The Great Book of Chocolate
(David Lebovitz, 164pp)
A trove of delicious revelations, described by a fanatical devotee of the sacred bean. I learned many fascinating pointers from this small Ten Speed book. The author's a former pastry chef at Chez Panisse, who divides his time between SF and Paris. After reading his chapter on Paris, as the paradise of chocolates, you will realize that this author has the passion to live his dream. I have learned a lot about beans, and am now marching through Michel Cluizel's dark secrets. I became determined to track down some of the highly praised contraband, described by Lebovitz as the supreme chocolate experience, made by Chocovic (near Barcelona).

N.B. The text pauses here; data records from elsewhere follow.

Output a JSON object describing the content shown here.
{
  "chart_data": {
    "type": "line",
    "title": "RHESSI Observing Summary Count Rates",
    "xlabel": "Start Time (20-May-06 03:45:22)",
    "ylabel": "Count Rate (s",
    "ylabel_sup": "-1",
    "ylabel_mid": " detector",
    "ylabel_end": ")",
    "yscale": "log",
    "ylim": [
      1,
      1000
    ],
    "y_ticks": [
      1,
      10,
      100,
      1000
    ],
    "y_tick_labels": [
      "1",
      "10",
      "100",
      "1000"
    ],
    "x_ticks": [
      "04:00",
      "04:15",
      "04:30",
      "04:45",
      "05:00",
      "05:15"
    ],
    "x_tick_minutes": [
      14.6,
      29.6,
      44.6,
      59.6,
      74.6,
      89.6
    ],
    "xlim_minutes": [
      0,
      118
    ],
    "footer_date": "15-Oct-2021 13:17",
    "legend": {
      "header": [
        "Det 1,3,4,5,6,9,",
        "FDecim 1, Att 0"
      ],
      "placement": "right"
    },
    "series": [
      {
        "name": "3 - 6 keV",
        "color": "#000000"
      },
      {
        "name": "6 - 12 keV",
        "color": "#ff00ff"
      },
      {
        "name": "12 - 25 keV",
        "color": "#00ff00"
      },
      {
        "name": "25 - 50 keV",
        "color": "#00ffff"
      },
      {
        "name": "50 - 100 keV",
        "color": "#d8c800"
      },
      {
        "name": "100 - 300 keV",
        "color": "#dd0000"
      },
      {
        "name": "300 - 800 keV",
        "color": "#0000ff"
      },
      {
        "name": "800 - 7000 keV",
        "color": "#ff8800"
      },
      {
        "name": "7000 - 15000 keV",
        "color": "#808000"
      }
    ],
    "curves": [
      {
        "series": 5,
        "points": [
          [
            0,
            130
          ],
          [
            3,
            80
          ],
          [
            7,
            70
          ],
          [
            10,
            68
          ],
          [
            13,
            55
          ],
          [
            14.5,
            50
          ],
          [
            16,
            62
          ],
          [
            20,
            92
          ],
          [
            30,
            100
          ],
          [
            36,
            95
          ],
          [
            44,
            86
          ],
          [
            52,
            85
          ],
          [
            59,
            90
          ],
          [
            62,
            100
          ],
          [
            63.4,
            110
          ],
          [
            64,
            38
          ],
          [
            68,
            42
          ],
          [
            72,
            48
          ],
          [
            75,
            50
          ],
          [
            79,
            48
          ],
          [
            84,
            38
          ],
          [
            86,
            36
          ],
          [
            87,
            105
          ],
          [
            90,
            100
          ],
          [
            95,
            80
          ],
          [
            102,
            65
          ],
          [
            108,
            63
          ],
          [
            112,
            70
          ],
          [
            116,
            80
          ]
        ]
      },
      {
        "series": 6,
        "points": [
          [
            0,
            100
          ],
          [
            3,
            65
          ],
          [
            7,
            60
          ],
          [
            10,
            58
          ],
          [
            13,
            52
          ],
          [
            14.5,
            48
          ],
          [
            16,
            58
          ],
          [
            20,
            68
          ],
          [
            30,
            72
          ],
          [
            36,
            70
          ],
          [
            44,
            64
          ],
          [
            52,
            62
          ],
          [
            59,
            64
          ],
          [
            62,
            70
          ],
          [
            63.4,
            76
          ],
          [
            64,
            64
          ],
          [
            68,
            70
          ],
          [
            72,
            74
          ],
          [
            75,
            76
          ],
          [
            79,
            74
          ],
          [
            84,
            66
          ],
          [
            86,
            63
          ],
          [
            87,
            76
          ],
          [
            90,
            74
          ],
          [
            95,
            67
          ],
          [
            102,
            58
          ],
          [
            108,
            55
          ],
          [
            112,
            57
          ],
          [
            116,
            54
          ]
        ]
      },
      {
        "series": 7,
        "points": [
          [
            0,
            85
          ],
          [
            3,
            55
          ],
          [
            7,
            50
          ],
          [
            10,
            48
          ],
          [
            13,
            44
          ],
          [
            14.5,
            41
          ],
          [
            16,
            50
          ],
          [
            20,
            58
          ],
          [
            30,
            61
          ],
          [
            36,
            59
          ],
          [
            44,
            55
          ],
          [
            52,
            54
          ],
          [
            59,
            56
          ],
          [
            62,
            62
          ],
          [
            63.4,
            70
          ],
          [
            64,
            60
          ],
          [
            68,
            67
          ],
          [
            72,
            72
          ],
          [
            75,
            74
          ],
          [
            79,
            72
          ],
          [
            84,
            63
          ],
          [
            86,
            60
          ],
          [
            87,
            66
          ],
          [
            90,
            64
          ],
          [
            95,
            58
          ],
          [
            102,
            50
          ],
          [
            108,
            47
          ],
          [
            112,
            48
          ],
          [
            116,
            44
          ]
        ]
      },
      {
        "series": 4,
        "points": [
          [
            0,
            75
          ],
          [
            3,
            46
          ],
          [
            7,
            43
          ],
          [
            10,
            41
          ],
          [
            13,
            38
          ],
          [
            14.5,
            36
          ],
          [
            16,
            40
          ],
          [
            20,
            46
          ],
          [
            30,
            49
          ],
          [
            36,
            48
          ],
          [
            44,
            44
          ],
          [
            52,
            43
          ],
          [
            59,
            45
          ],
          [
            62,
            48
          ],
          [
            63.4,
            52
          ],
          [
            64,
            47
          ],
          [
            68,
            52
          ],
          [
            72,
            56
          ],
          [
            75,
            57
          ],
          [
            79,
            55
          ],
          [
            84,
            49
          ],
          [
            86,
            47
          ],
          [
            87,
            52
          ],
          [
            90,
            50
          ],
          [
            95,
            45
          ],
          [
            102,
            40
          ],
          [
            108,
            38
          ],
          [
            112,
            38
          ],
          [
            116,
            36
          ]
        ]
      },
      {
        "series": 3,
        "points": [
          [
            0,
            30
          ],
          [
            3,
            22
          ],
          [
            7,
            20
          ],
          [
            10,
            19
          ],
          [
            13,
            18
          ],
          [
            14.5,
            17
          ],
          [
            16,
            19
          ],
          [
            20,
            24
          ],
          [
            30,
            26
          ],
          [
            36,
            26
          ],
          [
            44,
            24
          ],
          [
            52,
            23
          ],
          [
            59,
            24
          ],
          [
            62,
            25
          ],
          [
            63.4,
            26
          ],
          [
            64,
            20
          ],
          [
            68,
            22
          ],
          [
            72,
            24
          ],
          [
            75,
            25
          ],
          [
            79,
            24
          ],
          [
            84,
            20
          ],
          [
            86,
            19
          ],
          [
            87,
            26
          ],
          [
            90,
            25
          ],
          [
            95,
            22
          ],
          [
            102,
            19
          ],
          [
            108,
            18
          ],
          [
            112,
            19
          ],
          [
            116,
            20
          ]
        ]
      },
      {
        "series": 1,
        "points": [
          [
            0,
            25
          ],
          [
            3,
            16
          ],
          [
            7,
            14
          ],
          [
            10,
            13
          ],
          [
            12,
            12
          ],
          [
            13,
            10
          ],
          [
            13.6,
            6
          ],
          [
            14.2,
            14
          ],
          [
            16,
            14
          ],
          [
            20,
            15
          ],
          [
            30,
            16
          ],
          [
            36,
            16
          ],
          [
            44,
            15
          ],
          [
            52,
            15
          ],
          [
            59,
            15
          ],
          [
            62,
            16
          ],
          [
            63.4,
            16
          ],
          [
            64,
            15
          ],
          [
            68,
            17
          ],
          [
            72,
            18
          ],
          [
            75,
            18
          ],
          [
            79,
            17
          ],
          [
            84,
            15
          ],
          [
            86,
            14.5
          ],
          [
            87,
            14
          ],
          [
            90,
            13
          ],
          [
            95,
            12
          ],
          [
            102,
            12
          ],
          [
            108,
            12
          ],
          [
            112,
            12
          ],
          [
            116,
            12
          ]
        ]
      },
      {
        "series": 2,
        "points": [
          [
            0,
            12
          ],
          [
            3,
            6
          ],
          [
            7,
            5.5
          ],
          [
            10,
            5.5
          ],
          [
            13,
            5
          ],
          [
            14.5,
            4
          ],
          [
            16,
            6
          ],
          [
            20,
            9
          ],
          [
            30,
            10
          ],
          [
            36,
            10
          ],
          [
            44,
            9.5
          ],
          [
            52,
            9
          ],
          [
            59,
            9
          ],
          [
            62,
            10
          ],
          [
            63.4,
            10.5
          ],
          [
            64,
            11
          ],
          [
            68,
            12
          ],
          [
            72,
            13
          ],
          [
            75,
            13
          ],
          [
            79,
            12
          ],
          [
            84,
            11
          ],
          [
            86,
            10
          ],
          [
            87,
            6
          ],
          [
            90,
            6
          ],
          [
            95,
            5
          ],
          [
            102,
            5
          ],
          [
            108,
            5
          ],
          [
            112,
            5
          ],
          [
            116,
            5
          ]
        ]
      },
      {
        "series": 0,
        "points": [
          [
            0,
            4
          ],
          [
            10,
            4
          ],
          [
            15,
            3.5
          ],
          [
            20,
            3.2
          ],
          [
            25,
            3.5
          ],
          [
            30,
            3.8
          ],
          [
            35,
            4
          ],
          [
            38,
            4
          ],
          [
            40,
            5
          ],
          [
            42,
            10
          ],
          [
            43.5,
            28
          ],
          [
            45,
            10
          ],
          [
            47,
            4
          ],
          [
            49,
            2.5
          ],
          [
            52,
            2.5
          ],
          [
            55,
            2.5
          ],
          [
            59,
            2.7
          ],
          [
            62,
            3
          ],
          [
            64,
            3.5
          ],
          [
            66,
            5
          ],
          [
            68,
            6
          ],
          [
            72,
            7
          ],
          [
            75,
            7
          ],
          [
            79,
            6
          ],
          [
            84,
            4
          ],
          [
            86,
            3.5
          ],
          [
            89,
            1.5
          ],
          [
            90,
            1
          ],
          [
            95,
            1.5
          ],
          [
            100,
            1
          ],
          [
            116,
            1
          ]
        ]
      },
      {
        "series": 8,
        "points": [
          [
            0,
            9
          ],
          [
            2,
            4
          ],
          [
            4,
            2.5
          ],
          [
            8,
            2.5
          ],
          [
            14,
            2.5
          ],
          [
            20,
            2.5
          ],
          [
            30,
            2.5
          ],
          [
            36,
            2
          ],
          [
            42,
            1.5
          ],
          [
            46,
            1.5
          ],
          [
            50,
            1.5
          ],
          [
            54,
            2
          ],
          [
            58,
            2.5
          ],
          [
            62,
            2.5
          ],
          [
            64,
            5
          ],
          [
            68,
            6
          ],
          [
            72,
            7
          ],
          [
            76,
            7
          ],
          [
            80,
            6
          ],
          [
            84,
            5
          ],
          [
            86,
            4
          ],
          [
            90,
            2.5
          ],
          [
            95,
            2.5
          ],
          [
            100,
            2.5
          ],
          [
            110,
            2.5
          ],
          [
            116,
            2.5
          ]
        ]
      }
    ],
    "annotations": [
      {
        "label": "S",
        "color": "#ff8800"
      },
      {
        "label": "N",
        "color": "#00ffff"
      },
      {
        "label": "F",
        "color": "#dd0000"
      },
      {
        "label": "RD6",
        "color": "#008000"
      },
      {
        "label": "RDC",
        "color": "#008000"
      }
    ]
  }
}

Wednesday, February 08, 2006

Against Depression
(Peter Kramer, abridged, 5 CDs)
An interesting and vigorous argument about how unreflective and romantic notions of depression block us from seeing at as a true disease. Kramer writes with nuanced sensitivity, in spite of his role as a cheerleader for pharmaceutical solutions (Listening to Prozac). His anger at the trite assumption that van Gogh or Kierkegaard was profound, only because of their melancholy, is justified. It's false to believe that a little depressive suffering is ennobling. The only point I would quibble over: Kramer doesn't seem to fully appreciate that suffering, while in each particular instance it may be evitable, is inescapable in the large. As such, the experiences of suffering (whether from a broken leg, bad kidneys, or depression) can create occasions for deeper connections to life. That does not mean that psychiatrists should ever allow patients to suffer toward an "insight," nor that we should treat melancholy as a profound window on truth. Instead, depression is a particular form of pain, a psychopathology that we should do all that is possible to diminish.

Sunday, February 05, 2006

Kaddish
(Leon Weiseltier, abridged, narrated by Theodore Bikel, 4 cassettes)
Excellent discussion of the Kaddish, from the personal point of view of the author as he went through a year of mourning for his father, beginning in 1996. The writing does not try to characterize this one son's relationship with his father; rather, Weiseltier probes the historical texts that illuminate the Jewish tradition, and then he discusses how those readings align with his own wrestling. I had been very impressed with the interview he had with Abigail Pogrebin in her book. In that interview, he asked if she had read his 'turgid' book, Kaddish. With that as a wrapper, I felt more comfortable listening to an abridgement, which is superbly read by Theodore Bikel. Two themes of particular value to me stood out in this book: 1- The Kaddish emerged as a practice for mourners in the 12th to 14th century; and 2- The practice of saying the Kaddish brings about a spiritual redemption for the parent, not because of any biological tie, nor by virtue of some performative act of penance or mercantile exchange. Instead, Weiseltier argues with clarity that the perfomance of the ritual obligation brings merit to the parent, because, eo ipso, the son who can perform the ritual effectively demonstrates the father's success in raising a Jew who acts with understanding and knowledge of his heritage.

Thursday, February 02, 2006

Holes
(Louis Sachar, unabridged, 4 CDs)
A pleasant and fun fantasy, which transforms the schoolyard hardship story into a prison breakout.